Comment by Jan Waehrens — January 22, 2013 @ 4:45 am
My first though was that the testing protocol is inadequate. Do they do scenario simulations after upgrades are installed? Answering the question around quality control may get closer to the rot cause.
Comment by Graham Dobson — January 22, 2013 @ 3:23 pm
It appears from the minimal amount of information in the article that the hospital is not conducting any investigation into the incident therefore missing the opportunity to find root causes and apply corrective actions. An investigation into the incident would need to be concerned with, among other issues, the machine itself, the maintenance procedure (if any) and personnel executing the upgrade, requirements for testing the unit (if any), the machine operator and interface, operating procedures, software design, and other instances of similar failures.
If software design is determined to be a cause, running a root cause analysis on the software design process itself might yield significant improvements.
I would also recommend that the hospital lock the machine out of service if possible to prevent any chance of inadvertent use; signs can be accidentally removed. They should also utilize a return-to-service procedure to ensure that the problem is really fixed.
Food for thought… Since Software is essentially a procedure that a machine follows, might there not be some application of the Procedures Basic Cause category to software failures?

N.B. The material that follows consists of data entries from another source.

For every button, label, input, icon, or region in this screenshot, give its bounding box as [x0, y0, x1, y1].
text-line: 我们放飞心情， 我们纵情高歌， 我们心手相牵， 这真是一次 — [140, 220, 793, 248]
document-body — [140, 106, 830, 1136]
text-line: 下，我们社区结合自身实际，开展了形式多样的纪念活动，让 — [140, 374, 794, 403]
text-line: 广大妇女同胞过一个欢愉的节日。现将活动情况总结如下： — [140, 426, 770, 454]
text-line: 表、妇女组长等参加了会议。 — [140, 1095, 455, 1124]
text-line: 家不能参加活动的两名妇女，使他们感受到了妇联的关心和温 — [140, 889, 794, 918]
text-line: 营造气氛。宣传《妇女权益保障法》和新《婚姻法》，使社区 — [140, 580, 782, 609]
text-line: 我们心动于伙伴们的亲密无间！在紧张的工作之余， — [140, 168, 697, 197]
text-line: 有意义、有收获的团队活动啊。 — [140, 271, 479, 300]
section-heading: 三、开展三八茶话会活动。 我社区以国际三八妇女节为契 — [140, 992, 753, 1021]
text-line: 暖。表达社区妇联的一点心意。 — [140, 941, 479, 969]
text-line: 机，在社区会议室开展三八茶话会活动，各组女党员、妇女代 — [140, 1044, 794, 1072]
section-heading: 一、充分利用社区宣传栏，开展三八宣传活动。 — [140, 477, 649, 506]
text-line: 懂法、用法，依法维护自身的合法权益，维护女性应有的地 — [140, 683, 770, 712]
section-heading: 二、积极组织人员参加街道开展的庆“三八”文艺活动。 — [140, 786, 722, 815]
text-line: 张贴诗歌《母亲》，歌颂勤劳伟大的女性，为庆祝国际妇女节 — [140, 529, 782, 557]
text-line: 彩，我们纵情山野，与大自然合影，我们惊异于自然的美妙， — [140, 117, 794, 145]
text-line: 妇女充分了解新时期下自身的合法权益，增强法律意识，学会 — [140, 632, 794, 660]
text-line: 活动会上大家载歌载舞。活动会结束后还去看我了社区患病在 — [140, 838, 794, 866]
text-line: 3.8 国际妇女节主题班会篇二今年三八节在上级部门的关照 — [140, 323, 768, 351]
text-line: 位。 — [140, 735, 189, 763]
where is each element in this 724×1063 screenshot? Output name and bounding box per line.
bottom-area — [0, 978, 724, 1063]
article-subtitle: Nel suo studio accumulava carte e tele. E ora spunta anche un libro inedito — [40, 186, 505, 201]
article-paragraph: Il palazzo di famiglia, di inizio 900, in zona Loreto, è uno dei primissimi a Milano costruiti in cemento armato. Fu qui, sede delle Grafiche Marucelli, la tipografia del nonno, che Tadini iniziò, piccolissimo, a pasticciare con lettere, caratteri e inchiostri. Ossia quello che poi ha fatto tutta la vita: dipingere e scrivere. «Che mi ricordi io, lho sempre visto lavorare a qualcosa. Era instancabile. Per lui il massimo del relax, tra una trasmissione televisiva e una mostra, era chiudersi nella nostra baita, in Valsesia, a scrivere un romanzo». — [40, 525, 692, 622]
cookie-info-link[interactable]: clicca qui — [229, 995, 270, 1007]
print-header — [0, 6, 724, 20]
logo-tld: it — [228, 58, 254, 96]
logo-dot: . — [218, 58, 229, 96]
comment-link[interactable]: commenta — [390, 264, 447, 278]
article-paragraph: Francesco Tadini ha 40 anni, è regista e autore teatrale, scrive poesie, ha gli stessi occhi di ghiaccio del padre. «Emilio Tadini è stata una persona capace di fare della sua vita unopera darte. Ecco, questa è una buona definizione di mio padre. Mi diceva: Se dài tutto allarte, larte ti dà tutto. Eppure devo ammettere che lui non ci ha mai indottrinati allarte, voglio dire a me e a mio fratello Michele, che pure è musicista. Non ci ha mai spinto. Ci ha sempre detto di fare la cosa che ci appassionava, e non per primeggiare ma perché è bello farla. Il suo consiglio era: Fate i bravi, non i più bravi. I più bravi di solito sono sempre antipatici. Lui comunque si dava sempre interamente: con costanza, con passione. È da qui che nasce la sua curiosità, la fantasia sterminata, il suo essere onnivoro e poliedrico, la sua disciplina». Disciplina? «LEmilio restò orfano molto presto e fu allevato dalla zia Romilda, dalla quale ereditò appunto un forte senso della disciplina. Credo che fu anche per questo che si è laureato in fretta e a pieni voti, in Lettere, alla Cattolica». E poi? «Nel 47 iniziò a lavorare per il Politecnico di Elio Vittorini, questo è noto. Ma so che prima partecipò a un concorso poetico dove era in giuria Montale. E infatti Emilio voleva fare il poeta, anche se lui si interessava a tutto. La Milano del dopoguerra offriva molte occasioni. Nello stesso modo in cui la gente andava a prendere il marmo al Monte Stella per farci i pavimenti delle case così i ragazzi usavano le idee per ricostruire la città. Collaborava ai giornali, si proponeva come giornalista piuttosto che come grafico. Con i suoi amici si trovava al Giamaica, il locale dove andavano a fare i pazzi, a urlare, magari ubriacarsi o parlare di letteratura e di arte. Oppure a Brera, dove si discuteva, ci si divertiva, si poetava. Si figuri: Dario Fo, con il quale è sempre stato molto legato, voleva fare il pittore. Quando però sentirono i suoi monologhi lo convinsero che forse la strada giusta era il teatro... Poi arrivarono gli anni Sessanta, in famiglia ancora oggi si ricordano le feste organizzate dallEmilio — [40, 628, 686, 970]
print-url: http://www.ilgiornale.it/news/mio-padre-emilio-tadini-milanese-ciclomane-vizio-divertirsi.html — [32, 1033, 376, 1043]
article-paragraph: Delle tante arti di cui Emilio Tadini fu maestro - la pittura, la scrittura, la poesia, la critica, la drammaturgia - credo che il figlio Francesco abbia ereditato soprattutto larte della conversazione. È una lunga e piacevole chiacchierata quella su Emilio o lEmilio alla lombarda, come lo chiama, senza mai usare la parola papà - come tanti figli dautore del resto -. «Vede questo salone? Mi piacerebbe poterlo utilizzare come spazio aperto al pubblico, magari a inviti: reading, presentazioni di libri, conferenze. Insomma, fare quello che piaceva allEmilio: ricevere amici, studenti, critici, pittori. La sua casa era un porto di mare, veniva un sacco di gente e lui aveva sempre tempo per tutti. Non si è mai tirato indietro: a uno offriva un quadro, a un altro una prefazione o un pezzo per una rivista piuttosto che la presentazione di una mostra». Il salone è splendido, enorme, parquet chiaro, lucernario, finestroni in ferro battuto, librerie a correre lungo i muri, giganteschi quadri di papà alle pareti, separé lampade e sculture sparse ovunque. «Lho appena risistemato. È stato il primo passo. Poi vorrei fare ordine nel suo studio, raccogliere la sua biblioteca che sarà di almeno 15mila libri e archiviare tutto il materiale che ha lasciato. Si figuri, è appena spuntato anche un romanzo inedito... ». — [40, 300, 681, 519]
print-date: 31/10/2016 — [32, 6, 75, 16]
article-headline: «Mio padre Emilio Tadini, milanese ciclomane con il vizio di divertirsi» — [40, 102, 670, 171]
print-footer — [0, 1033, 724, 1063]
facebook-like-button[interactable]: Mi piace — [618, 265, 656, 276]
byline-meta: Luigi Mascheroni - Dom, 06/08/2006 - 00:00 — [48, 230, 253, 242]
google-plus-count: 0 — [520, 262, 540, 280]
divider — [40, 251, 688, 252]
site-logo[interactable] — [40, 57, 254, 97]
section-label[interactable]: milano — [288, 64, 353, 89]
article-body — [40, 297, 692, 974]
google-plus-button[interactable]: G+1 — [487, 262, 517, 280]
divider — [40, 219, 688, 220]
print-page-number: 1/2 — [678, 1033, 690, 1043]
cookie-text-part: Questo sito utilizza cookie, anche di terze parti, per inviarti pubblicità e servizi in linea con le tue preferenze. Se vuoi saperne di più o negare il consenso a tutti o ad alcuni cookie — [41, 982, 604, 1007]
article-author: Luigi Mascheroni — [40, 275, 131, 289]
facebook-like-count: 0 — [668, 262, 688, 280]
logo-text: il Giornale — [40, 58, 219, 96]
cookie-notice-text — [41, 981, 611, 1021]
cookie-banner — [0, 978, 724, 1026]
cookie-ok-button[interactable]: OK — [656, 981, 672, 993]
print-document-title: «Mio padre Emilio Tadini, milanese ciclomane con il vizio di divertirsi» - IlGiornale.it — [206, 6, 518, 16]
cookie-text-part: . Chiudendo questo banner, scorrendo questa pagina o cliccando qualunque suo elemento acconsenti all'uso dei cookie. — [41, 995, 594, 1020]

Comment by Christopher W — January 23, 2013 @ 1:24 pm
Software can be thought of as an automated process. Therefore, RCFA for software failures should be performed as it would for any other process. However, software rarely functions alone. It usually relies upon data, hardware, operating systems (which is more software), human interaction, sensors (providing data), consistent voltage and amperage of electricity, etc. So, if a proper RCFA was performed on the original problem, and if that RCFA can legitimately point to the software failure alone as a “cause,” then I would say they have so far only identified a symptom (bad software) needing further RCFA, and have not yet discovered the actionable root cause(s) of the software failing.